The terrible, nervous wait began. Every two or three hours I went to the door of the city hall on the Rue Drouot, in the 9th, where they put up the telegrams. There were always people waiting, sometimes as a many as a hundred odd. They weren’t noisy; they talked in hushed tones, as though keeping vigil in a sickroom. The minute a clerk stuck a telegram on the notice board, we rushed to read it. But for a long time there was only bad news, and the panic deepened. Even today I can’t walk down the Rue Drouot without thinking of those wretched times. There, on that pavement, the people of Paris had to suffer the most painful torture. We heard the gallop of German troops getting closer, hour by hour.
I saw Julien ofte
n. He didn’t crow about having predicted the defeat. He seemed merely to think that what had happened made perfect sense. Many Parisians were still shrugging their shoulders at the idea that the city could come under siege.12 A siege: was that even possible? Others sought to demon strate, as if by mathematical proof, that there could be no blockade of Paris. With a prescience that struck me only later, Julien declared that we would be surrounded on the 20th of September. He was still the schoolboy who loathed physical exercise. This war business was interrupting his routine; he wasn’t himself. Why in God’s name did people need to kill each other? He raised his hands to the heavens in protest. Yet he read all the dispatches eagerly.

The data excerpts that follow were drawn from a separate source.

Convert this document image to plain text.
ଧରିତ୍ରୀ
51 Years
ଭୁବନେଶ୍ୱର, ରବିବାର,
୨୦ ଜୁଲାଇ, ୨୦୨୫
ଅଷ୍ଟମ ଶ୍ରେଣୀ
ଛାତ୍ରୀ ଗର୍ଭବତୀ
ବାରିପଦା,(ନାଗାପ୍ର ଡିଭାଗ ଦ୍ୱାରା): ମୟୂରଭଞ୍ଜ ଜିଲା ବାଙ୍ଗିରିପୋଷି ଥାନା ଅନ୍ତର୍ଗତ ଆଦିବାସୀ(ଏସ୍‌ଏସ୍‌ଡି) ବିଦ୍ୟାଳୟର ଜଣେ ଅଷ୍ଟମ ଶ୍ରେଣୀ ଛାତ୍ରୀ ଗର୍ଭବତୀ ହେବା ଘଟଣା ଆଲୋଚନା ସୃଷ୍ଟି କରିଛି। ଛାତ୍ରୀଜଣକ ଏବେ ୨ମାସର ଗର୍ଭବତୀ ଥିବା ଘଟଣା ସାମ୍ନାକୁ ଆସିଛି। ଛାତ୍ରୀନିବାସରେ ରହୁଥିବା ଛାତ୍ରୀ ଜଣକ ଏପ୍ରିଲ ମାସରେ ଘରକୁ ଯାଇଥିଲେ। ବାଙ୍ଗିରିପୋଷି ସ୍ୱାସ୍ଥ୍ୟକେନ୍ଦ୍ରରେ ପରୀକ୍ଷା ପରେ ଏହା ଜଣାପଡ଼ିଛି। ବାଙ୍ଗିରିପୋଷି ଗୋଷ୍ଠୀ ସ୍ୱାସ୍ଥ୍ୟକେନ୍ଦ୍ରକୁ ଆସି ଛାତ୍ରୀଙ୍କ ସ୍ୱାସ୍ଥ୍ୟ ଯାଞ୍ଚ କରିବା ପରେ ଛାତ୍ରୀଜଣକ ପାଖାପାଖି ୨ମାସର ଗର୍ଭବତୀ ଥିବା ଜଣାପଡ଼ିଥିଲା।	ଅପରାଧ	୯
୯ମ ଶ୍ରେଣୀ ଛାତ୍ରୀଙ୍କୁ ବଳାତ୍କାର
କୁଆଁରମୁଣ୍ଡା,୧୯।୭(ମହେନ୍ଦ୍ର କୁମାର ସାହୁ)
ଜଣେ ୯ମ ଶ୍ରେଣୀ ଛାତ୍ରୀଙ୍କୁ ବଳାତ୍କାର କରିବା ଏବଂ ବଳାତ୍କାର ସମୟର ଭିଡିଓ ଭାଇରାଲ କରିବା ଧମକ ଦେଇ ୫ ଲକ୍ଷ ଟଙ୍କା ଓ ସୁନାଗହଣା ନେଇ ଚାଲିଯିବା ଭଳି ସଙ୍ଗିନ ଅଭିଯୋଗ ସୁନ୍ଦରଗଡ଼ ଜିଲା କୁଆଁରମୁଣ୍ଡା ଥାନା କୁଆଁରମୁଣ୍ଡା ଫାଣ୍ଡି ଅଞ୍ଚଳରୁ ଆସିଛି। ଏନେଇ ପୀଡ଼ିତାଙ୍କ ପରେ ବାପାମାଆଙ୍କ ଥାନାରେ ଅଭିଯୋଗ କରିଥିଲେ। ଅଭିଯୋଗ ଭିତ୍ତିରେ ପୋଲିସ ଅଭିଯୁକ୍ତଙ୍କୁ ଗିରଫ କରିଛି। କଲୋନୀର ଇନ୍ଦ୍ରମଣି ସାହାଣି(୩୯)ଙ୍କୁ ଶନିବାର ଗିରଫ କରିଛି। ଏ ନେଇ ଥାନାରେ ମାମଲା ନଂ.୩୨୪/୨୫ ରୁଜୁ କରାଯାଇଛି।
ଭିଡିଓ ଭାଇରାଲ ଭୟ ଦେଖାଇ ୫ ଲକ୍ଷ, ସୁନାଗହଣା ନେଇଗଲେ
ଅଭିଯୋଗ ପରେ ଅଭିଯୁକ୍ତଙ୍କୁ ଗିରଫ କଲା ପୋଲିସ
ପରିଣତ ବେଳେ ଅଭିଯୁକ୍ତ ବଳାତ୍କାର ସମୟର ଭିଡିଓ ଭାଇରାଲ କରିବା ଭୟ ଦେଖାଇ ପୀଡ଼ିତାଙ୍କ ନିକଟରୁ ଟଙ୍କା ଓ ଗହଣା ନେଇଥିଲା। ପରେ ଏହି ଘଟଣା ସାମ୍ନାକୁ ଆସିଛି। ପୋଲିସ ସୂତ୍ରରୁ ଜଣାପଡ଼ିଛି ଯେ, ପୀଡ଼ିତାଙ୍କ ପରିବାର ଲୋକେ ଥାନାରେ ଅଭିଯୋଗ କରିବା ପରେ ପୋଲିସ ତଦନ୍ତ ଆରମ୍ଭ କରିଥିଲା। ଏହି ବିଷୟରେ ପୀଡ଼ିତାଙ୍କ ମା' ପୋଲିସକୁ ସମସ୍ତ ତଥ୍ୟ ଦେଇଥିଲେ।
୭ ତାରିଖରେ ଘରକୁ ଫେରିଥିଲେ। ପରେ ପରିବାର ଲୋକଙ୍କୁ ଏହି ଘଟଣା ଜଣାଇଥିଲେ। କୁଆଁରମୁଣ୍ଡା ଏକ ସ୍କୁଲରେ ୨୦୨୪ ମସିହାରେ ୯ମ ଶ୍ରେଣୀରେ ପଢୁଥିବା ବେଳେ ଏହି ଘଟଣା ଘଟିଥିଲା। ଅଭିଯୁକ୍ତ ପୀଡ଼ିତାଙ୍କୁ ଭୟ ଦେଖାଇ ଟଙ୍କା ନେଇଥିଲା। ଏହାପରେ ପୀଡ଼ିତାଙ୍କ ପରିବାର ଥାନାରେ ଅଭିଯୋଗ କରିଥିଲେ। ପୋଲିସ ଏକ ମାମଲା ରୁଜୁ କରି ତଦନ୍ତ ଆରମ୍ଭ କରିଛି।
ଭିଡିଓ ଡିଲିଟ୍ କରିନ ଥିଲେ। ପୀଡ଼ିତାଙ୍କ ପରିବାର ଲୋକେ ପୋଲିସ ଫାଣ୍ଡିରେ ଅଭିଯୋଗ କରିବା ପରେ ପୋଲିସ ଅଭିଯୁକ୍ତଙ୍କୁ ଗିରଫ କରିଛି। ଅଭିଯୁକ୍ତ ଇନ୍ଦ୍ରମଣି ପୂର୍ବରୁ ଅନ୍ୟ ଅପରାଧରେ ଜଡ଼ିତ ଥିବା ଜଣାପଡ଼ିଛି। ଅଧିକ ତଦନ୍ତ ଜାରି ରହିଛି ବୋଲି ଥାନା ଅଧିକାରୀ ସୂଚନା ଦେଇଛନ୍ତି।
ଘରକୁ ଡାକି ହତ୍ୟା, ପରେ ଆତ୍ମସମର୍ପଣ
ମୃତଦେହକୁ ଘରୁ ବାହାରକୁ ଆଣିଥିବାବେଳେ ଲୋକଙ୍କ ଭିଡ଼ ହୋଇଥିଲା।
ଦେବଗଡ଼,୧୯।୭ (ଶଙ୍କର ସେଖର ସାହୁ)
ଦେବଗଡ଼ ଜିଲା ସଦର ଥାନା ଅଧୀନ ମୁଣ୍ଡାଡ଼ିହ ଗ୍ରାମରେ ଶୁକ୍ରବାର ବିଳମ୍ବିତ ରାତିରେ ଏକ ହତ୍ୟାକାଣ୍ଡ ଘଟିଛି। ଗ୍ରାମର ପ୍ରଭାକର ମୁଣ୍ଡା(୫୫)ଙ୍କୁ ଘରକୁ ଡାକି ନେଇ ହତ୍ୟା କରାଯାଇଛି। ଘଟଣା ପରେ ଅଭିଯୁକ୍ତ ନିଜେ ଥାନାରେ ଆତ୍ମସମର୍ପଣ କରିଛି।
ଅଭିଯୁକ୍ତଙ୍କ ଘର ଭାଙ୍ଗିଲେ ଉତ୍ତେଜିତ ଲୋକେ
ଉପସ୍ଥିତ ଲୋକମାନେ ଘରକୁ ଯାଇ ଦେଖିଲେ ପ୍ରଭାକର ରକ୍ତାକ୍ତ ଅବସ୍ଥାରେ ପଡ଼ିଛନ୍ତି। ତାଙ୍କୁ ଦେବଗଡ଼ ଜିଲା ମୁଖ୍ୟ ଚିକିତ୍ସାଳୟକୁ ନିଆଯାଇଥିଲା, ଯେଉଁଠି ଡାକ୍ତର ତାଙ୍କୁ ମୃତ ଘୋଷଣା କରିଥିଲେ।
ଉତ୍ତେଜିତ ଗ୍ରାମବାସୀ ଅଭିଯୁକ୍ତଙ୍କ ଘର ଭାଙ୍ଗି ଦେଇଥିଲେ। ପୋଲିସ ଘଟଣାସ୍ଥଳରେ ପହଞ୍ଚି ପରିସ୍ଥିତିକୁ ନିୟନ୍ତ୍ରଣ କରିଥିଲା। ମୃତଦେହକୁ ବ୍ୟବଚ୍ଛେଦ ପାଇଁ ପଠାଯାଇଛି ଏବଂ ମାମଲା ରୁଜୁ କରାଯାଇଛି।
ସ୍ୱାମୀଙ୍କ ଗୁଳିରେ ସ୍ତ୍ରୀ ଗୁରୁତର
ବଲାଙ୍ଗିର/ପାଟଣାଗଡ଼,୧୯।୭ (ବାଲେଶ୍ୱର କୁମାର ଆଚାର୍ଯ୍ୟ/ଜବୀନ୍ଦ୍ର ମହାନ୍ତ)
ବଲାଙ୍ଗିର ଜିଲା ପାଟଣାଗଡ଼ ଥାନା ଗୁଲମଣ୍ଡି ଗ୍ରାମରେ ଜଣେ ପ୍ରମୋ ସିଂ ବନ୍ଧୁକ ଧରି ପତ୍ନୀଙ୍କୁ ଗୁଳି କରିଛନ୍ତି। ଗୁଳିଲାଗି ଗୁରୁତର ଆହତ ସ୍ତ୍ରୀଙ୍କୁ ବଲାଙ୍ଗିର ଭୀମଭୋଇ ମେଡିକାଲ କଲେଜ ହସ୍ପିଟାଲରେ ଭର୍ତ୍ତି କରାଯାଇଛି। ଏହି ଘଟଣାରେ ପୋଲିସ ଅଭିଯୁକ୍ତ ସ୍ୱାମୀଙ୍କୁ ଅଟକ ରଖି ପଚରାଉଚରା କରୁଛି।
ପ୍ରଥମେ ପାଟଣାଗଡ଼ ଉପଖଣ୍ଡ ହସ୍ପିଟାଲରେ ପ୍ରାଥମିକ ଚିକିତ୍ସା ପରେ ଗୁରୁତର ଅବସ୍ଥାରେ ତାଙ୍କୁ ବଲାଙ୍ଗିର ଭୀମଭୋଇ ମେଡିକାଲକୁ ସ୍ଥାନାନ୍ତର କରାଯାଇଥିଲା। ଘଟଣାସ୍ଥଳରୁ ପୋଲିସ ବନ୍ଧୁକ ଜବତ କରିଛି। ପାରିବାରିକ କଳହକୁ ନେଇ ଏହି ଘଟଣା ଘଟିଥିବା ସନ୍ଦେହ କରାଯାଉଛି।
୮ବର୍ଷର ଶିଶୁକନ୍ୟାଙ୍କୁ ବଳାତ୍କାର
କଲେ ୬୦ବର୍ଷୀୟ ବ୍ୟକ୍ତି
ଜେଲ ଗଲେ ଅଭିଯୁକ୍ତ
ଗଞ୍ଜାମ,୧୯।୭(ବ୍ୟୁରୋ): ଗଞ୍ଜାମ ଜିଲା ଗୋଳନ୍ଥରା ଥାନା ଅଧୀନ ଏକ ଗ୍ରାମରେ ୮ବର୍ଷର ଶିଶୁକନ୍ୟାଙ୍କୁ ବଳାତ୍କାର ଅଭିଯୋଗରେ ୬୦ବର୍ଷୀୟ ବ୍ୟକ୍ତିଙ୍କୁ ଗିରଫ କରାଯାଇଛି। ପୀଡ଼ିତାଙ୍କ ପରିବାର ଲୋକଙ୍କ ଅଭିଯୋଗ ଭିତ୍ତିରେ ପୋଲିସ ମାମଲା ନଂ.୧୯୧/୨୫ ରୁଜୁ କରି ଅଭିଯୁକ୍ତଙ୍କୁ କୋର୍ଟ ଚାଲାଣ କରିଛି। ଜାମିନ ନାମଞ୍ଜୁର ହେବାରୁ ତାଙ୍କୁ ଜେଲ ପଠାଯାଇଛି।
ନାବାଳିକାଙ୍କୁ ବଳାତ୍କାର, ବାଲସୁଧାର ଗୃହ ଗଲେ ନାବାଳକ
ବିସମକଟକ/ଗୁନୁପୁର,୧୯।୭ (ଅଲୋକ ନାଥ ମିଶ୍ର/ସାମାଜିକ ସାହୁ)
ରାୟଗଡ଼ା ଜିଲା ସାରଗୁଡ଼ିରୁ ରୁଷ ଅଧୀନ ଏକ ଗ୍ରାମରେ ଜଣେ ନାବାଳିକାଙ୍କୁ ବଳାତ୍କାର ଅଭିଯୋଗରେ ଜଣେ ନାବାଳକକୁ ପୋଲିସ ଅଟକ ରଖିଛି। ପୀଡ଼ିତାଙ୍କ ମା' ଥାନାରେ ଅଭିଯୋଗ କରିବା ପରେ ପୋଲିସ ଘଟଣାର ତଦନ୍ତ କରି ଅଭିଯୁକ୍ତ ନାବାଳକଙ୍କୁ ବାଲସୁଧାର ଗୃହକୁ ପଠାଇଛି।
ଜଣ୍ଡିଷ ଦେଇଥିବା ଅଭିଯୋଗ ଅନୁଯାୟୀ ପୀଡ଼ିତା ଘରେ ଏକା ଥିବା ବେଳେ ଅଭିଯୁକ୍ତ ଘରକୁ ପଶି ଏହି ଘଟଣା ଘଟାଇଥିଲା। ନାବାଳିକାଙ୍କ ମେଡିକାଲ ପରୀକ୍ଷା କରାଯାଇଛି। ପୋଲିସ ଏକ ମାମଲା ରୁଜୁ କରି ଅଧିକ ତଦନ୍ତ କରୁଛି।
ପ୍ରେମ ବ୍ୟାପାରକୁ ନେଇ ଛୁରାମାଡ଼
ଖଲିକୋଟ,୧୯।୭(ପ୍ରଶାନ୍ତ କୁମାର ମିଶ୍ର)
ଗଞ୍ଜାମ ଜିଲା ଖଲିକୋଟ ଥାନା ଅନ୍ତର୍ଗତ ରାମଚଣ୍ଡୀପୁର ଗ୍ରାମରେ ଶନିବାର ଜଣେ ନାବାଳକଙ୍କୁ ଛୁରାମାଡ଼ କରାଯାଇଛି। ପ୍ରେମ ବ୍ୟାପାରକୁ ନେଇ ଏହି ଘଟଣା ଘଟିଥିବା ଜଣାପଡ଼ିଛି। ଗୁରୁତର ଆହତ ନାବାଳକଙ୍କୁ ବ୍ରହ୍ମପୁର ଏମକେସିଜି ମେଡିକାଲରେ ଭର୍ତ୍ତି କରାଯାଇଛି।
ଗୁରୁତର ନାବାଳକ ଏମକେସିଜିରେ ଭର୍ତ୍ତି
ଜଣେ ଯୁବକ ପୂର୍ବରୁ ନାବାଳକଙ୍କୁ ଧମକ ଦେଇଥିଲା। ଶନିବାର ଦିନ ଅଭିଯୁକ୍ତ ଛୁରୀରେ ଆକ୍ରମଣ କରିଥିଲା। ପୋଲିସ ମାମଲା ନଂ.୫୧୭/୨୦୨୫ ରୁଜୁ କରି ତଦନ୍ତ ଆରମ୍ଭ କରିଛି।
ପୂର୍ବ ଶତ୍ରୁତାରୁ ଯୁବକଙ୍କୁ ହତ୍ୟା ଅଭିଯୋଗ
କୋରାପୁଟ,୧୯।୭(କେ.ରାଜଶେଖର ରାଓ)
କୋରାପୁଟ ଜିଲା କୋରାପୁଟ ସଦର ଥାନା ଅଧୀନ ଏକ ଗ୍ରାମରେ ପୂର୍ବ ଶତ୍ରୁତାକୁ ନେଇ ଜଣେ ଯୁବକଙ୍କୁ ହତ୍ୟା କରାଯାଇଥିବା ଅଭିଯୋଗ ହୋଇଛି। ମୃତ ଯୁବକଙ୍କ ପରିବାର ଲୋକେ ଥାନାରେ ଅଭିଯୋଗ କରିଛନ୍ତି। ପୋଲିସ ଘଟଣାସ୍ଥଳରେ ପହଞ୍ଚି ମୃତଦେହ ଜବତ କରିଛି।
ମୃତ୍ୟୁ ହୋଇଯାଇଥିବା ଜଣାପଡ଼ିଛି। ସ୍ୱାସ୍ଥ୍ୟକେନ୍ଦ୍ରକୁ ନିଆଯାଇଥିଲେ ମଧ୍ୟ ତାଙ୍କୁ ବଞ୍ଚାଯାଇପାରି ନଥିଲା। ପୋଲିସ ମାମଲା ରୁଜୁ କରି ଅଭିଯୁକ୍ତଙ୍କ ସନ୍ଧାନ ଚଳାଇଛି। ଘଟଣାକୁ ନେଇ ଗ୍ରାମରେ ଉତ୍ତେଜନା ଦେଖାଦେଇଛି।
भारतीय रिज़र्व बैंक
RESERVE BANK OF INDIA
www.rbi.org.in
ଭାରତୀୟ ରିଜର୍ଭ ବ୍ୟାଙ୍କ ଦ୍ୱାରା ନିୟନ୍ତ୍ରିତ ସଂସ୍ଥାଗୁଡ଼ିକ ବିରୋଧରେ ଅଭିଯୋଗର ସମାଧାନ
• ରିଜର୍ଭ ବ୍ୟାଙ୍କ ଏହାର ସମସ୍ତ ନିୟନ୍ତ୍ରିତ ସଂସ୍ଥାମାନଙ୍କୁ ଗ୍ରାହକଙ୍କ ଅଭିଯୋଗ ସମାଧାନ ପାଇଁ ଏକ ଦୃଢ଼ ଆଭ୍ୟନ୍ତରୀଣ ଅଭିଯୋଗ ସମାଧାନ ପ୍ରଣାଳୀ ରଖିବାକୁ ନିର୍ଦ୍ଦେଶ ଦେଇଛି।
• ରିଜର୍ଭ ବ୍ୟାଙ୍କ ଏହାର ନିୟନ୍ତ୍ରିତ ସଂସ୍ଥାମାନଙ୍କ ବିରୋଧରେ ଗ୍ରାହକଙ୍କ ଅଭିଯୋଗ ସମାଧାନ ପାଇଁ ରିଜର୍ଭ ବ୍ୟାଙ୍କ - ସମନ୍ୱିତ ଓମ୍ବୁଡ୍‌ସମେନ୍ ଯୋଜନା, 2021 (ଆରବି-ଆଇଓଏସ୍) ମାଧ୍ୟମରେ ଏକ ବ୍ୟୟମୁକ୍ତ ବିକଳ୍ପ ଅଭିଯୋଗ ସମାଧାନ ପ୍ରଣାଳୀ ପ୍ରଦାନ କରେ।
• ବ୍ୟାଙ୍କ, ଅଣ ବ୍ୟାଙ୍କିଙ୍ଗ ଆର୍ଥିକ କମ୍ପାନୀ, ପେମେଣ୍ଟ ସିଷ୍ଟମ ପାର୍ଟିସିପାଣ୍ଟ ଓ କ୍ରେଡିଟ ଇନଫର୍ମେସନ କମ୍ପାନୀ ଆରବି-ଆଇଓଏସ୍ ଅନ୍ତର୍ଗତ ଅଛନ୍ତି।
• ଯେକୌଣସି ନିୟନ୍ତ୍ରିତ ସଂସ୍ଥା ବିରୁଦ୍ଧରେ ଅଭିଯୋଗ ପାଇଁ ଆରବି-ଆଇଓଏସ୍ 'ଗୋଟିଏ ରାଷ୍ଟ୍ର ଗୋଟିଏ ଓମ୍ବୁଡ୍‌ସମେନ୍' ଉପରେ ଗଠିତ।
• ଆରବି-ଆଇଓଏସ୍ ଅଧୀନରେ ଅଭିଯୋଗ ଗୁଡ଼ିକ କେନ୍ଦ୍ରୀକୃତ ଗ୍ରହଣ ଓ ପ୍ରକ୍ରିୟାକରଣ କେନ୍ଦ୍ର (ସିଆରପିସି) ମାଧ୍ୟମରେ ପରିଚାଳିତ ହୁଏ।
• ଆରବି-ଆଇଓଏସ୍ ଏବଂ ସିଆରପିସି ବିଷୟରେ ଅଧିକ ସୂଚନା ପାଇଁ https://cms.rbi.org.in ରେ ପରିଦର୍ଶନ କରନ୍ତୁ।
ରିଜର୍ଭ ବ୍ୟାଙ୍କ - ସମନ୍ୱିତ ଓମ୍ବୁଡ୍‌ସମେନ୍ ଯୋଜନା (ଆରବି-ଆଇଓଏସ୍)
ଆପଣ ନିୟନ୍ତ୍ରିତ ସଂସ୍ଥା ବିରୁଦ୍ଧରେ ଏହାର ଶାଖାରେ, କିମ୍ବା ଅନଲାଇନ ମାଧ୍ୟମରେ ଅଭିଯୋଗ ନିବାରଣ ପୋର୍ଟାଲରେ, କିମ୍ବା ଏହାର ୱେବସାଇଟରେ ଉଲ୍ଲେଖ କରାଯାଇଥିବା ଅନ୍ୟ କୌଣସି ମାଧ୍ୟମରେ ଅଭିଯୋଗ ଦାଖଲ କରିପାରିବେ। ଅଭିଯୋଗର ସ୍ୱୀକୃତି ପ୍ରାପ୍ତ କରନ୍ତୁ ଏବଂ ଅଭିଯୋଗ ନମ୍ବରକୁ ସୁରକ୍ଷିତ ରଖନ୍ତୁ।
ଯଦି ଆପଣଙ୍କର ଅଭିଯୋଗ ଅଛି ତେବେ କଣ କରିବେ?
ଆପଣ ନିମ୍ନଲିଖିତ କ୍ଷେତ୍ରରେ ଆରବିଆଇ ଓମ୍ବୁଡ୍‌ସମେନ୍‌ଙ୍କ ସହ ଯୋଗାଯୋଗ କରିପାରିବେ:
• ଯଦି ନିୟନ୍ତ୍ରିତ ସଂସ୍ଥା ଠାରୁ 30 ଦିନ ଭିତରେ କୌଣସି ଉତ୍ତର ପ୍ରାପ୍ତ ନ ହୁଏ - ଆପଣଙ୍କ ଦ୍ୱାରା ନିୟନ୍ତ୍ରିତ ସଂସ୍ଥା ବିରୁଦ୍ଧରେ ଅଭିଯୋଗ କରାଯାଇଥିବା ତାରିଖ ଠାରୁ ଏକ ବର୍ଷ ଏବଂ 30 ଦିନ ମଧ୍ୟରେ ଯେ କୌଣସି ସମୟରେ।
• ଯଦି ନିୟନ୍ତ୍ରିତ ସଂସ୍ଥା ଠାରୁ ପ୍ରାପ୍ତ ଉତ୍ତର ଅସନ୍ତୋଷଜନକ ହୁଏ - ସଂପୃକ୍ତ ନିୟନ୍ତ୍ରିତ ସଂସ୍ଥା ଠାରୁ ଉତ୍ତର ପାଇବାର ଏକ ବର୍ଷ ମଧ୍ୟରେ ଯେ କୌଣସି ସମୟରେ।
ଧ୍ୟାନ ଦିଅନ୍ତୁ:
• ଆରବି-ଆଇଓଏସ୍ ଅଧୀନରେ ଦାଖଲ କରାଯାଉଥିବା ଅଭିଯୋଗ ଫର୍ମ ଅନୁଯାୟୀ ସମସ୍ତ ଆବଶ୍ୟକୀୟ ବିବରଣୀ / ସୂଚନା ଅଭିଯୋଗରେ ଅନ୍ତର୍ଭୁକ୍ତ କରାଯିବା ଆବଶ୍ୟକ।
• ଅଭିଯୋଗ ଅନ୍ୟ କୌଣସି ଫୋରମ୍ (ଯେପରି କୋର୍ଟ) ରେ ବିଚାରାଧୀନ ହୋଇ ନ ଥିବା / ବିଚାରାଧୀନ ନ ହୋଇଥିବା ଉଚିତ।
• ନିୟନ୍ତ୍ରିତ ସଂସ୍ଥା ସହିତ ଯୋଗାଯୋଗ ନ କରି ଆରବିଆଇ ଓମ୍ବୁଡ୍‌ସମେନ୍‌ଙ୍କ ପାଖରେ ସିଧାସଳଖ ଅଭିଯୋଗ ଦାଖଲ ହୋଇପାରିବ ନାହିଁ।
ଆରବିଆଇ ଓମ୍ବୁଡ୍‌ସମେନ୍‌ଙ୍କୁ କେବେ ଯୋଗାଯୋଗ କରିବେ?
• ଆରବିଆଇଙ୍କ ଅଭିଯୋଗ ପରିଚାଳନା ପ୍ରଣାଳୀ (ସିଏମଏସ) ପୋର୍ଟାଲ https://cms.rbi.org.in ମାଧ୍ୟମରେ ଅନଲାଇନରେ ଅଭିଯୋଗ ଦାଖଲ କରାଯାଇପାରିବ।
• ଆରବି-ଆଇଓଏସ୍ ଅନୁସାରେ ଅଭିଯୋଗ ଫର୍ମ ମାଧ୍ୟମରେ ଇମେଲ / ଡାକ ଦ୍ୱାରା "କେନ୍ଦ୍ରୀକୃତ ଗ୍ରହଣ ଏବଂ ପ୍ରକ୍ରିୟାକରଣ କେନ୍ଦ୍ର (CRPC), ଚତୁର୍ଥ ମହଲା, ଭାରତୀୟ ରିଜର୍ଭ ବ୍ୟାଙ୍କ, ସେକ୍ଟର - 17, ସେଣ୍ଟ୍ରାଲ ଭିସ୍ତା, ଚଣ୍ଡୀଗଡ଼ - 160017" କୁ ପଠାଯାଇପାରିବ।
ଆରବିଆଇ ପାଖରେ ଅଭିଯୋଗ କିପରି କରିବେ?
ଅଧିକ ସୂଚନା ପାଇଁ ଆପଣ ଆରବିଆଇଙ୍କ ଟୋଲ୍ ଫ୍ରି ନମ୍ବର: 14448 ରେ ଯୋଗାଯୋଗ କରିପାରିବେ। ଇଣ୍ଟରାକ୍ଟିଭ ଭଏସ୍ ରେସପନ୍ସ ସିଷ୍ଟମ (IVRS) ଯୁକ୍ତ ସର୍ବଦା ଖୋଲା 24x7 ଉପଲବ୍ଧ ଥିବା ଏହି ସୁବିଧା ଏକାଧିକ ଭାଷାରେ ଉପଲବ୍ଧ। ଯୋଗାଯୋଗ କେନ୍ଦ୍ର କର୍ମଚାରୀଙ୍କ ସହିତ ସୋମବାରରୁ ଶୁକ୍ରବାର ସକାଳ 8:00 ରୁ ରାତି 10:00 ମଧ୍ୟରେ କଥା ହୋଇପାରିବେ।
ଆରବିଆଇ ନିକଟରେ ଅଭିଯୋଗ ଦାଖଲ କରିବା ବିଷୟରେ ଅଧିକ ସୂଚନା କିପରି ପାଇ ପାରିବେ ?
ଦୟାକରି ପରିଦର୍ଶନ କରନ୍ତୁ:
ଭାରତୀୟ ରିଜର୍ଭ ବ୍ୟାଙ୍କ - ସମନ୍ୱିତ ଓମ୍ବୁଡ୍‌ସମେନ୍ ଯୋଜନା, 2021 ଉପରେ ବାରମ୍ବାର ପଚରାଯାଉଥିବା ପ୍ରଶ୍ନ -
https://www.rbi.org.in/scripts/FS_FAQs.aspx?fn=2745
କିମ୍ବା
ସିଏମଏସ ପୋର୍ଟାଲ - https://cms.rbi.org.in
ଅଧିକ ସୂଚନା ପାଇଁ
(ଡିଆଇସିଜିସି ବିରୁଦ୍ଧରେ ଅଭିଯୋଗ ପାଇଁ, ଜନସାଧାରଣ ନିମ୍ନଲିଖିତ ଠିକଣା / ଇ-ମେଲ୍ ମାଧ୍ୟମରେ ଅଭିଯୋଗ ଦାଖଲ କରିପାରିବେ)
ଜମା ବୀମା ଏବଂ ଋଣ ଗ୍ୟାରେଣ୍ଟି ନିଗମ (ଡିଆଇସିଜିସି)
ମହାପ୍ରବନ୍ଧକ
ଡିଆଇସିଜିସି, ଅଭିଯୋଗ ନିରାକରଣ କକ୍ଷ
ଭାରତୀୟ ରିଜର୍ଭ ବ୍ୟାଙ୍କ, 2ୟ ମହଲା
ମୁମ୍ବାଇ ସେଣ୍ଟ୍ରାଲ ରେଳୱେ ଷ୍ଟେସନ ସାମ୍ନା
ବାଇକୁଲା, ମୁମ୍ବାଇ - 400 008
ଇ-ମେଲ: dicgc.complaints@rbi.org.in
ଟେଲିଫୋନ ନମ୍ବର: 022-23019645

‘Were it not for Louis,’ he insisted, ‘I’d be writing poems, waiting for all this to end.’
He got letters from Louis only very rarely. The news was terrible; the troops were losing heart. The day we heard about Borny,13 I met Julien at the corner of the Rue Drouot. Paris had a glimmer of hope that day. There was talk of victory. But Julien seemed even more despondent than normal. He had read somewhere that his brother’s regiment had, in performing heroically, suffered severe losses.